今回はフランク・キャプラ監督の「ヒトラーの野望 開戦への序曲」に
感謝を捧げようと思います。
フランク・キャプラ監督+アメリカ軍による宣伝映像
「なぜ我々は戦うのか」の一翼を担う本作は
多彩な技術力を駆使した宣伝映像であります。
歴史&世界情勢の知識、ブラック・ユーモアのセンス
サスペンス&ホラー的映像技法
娯楽映画的編集術の限りを尽くして
「アメリカの偉大さ」をアピールしつつ
枢軸国(日本、ドイツ、イタリア)への戦意を煽る戦術は
私に「F・キャプラ監督の娯楽技術」の軍事的利用法と
民主主義の旗を掲げつつ「ファシズム的」な扇動が
展開されてしまう現象の一端を
目の当たりにする機会をもたらしました。
(ドイツ&日本の危険性&強敵感を誇張しつつ
イタリアを「小者」的に描写している点と
昨今の米ドラマにおける「シーズン最終話」的煽りで
幕を閉じる構造になっている点も見逃せません。
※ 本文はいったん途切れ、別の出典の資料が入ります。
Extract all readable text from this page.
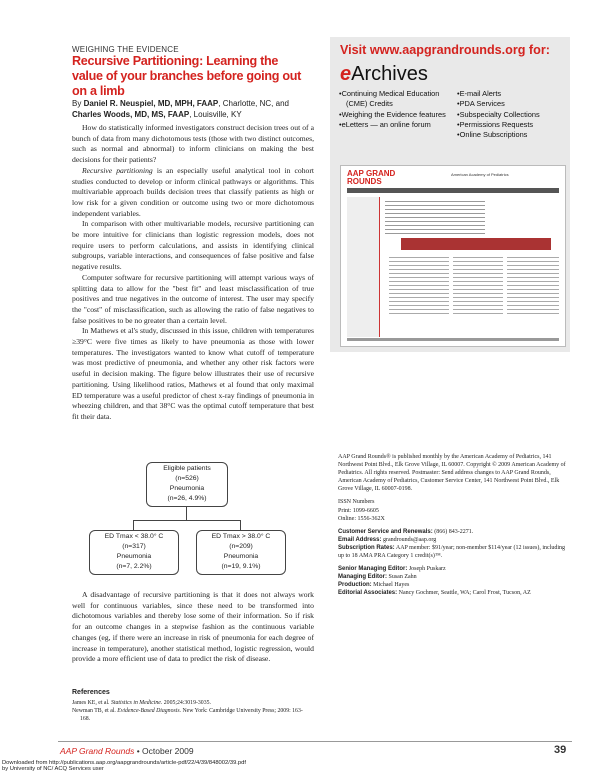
WEIGHING THE EVIDENCE
Recursive Partitioning: Learning the value of your branches before going out on a limb
By Daniel R. Neuspiel, MD, MPH, FAAP, Charlotte, NC, and Charles Woods, MD, MS, FAAP, Louisville, KY

How do statistically informed investigators construct decision trees out of a bunch of data from many dichotomous tests (those with two distinct outcomes, such as normal and abnormal) to inform clinicians on making the best decisions for their patients?

Recursive partitioning is an especially useful analytical tool in cohort studies conducted to develop or inform clinical pathways or algorithms. This multivariable approach builds decision trees that classify patients as high or low risk for a given condition or outcome using two or more dichotomous independent variables.

In comparison with other multivariable models, recursive partitioning can be more intuitive for clinicians than logistic regression models, does not require users to perform calculations, and assists in identifying clinical subgroups, variable interactions, and consequences of false positive and false negative results.

Computer software for recursive partitioning will attempt various ways of splitting data to allow for the "best fit" and least misclassification of true positives and true negatives in the outcome of interest. The user may specify the "cost" of misclassification, such as allowing the ratio of false negatives to false positives to be no greater than a certain level.

In Mathews et al's study, discussed in this issue, children with temperatures ≥39°C were five times as likely to have pneumonia as those with lower temperatures. The investigators wanted to know what cutoff of temperature was most predictive of pneumonia, and whether any other risk factors were useful in decision making. The figure below illustrates their use of recursive partitioning. Using likelihood ratios, Mathews et al found that only maximal ED temperature was a useful predictor of chest x-ray findings of pneumonia in wheezing children, and that 38°C was the optimal cutoff temperature that best fit their data.

Eligible patients
(n=526)
Pneumonia
(n=26, 4.9%)
ED Tmax < 38.0° C
(n=317)
Pneumonia
(n=7, 2.2%)
ED Tmax > 38.0° C
(n=209)
Pneumonia
(n=19, 9.1%)

A disadvantage of recursive partitioning is that it does not always work well for continuous variables, since these need to be transformed into dichotomous variables and thereby lose some of their information. So if risk for an outcome changes in a stepwise fashion as the continuous variable changes (eg, if there were an increase in risk of pneumonia for each degree of increase in temperature), another statistical method, logistic regression, would provide a more efficient use of data to predict the risk of disease.

References
James KE, et al. Statistics in Medicine. 2005;24:3019-3035.
Newman TB, et al. Evidence-Based Diagnosis. New York: Cambridge University Press; 2009: 163-168.
Visit www.aapgrandrounds.org for:
eArchives
• Continuing Medical Education (CME) Credits
• Weighing the Evidence features
• eLetters — an online forum
• E-mail Alerts
• PDA Services
• Subspecialty Collections
• Permissions Requests
• Online Subscriptions
AAP GRAND ROUNDS
American Academy of Pediatrics

AAP Grand Rounds® is published monthly by the American Academy of Pediatrics, 141 Northwest Point Blvd., Elk Grove Village, IL 60007. Copyright © 2009 American Academy of Pediatrics. All rights reserved. Postmaster: Send address changes to AAP Grand Rounds, American Academy of Pediatrics, Customer Service Center, 141 Northwest Point Blvd., Elk Grove Village, IL 60007-0198.

ISSN Numbers
Print: 1099-6605
Online: 1556-362X

Customer Service and Renewals: (866) 843-2271.
Email Address: grandrounds@aap.org
Subscription Rates: AAP member: $91/year; non-member $114/year (12 issues), including up to 18 AMA PRA Category 1 credit(s)™.

Senior Managing Editor: Joseph Puskarz
Managing Editor: Susan Zahn
Production: Michael Hayes
Editorial Associates: Nancy Gochmer, Seattle, WA; Carol Frost, Tucson, AZ

AAP Grand Rounds • October 2009	39
Downloaded from http://publications.aap.org/aapgrandrounds/article-pdf/22/4/39/848002/39.pdf
by University of NC/ ACQ Services user
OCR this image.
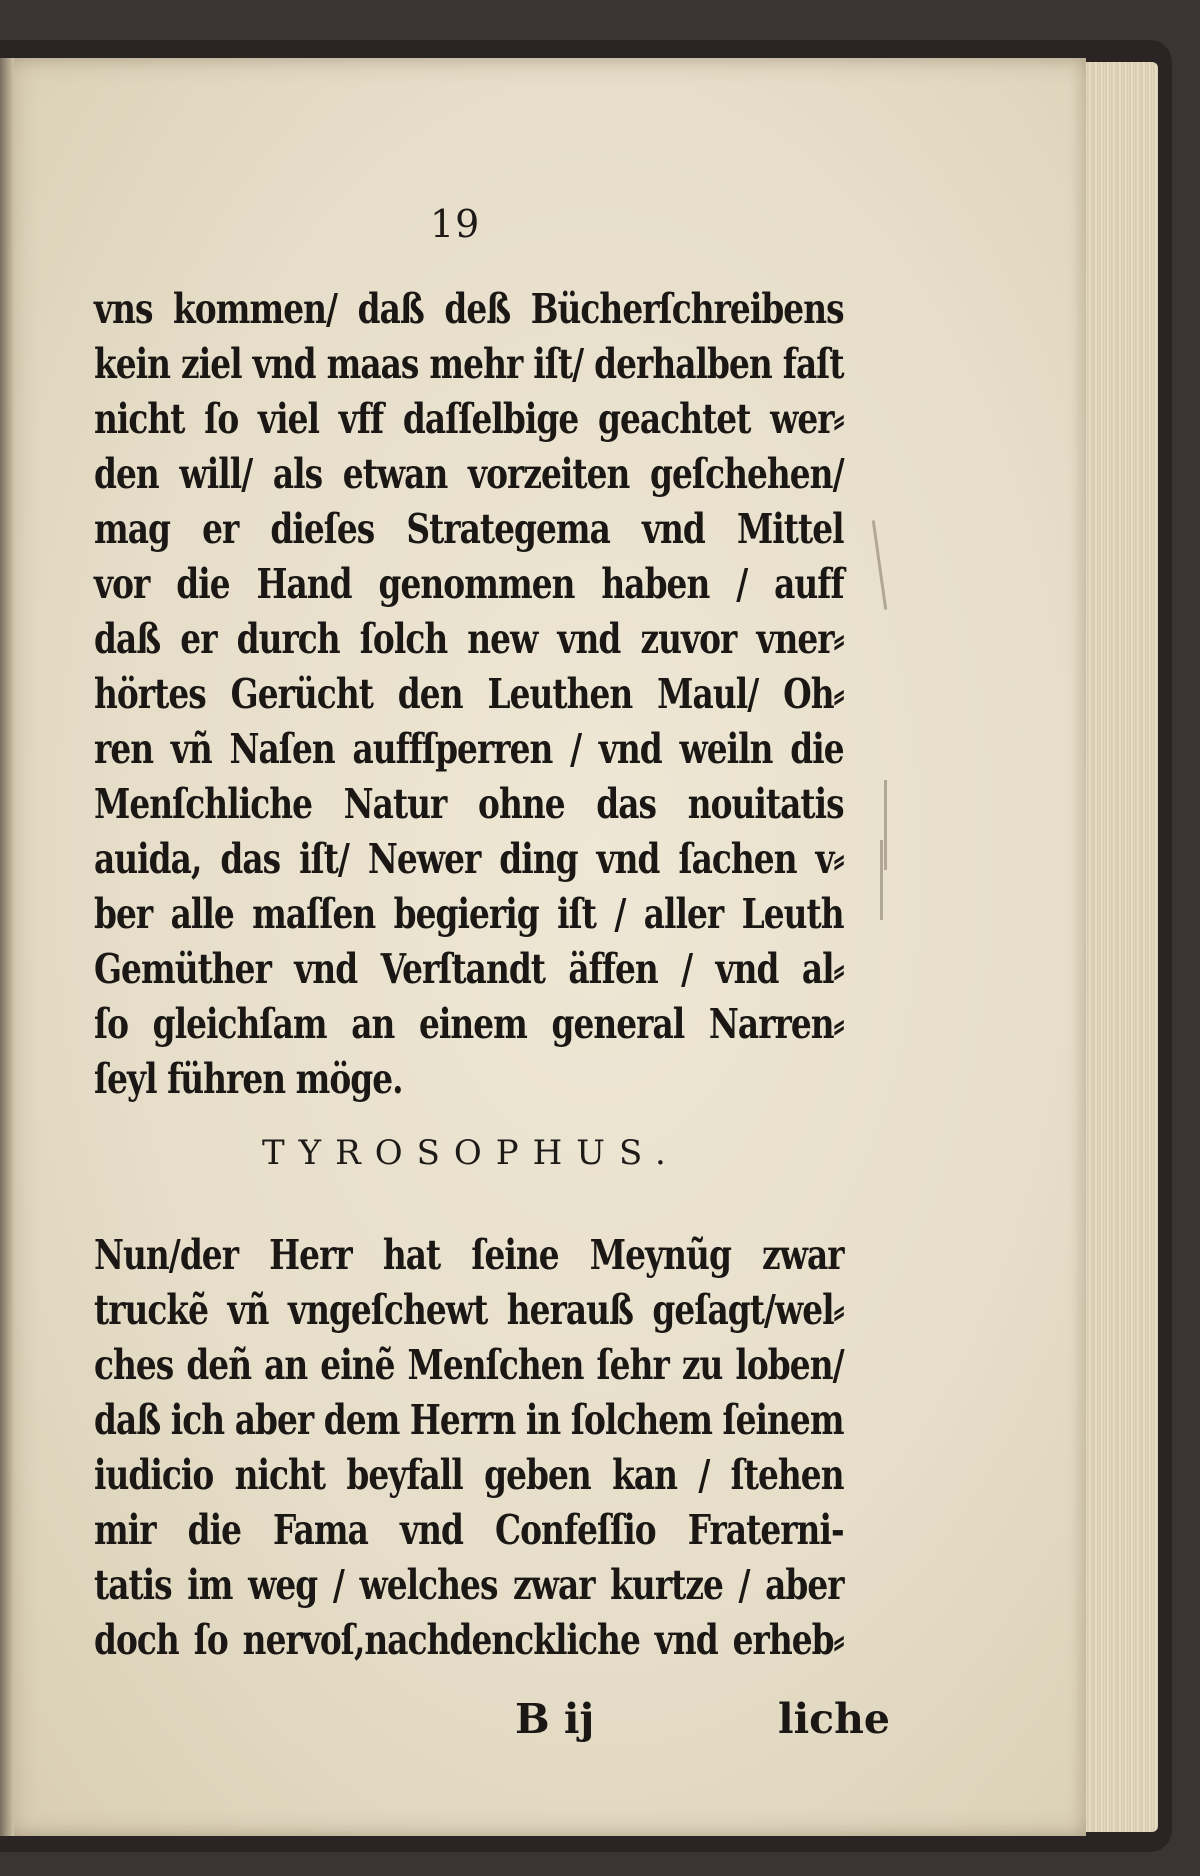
19
vns kommen/ daß deß Bücherſchreibens
kein ziel vnd maas mehr iſt/ derhalben faſt
nicht ſo viel vff daſſelbige geachtet wer⸗
den will/ als etwan vorzeiten geſchehen/
mag er dieſes Strategema vnd Mittel
vor die Hand genommen haben / auff
daß er durch ſolch new vnd zuvor vner⸗
hörtes Gerücht den Leuthen Maul/ Oh⸗
ren vñ Naſen auffſperren / vnd weiln die
Menſchliche Natur ohne das nouitatis
auida, das iſt/ Newer ding vnd ſachen v⸗
ber alle maſſen begierig iſt / aller Leuth
Gemüther vnd Verſtandt äffen / vnd al⸗
ſo gleichſam an einem general Narren⸗
ſeyl führen möge.
TYROSOPHUS.
Nun/der Herr hat ſeine Meynũg zwar
truckẽ vñ vngeſchewt herauß geſagt/wel⸗
ches deñ an einẽ Menſchen ſehr zu loben/
daß ich aber dem Herrn in ſolchem ſeinem
iudicio nicht beyfall geben kan / ſtehen
mir die Fama vnd Confeſſio Fraterni-
tatis im weg / welches zwar kurtze / aber
doch ſo nervoſ,nachdenckliche vnd erheb⸗
B ij	liche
)
まさに「戦意高揚系歴史論」の歴史に輝く
過激作であると言えるでしょう。
枢軸国に対する「アメリカ的解釈」
アメリカに都合の良い部分のみを取り上げ
巧みに「編集」された歴史論
民主主義と平和を愛するという看板の裏で
繰り広げられる「アクション映画的扇動」によって
アメリカ精神を称えつつ
アメリカ人の自国本意さを批判し、戦いへと向かわせる作品であると同時に
当時の日独伊とアメリカが外見以上に類似した存在であることを
暗示する作品でもあるという現状に戦慄を禁じ得ない本作と
生きて映画を観ることのできる幸せに深い感謝を!!!。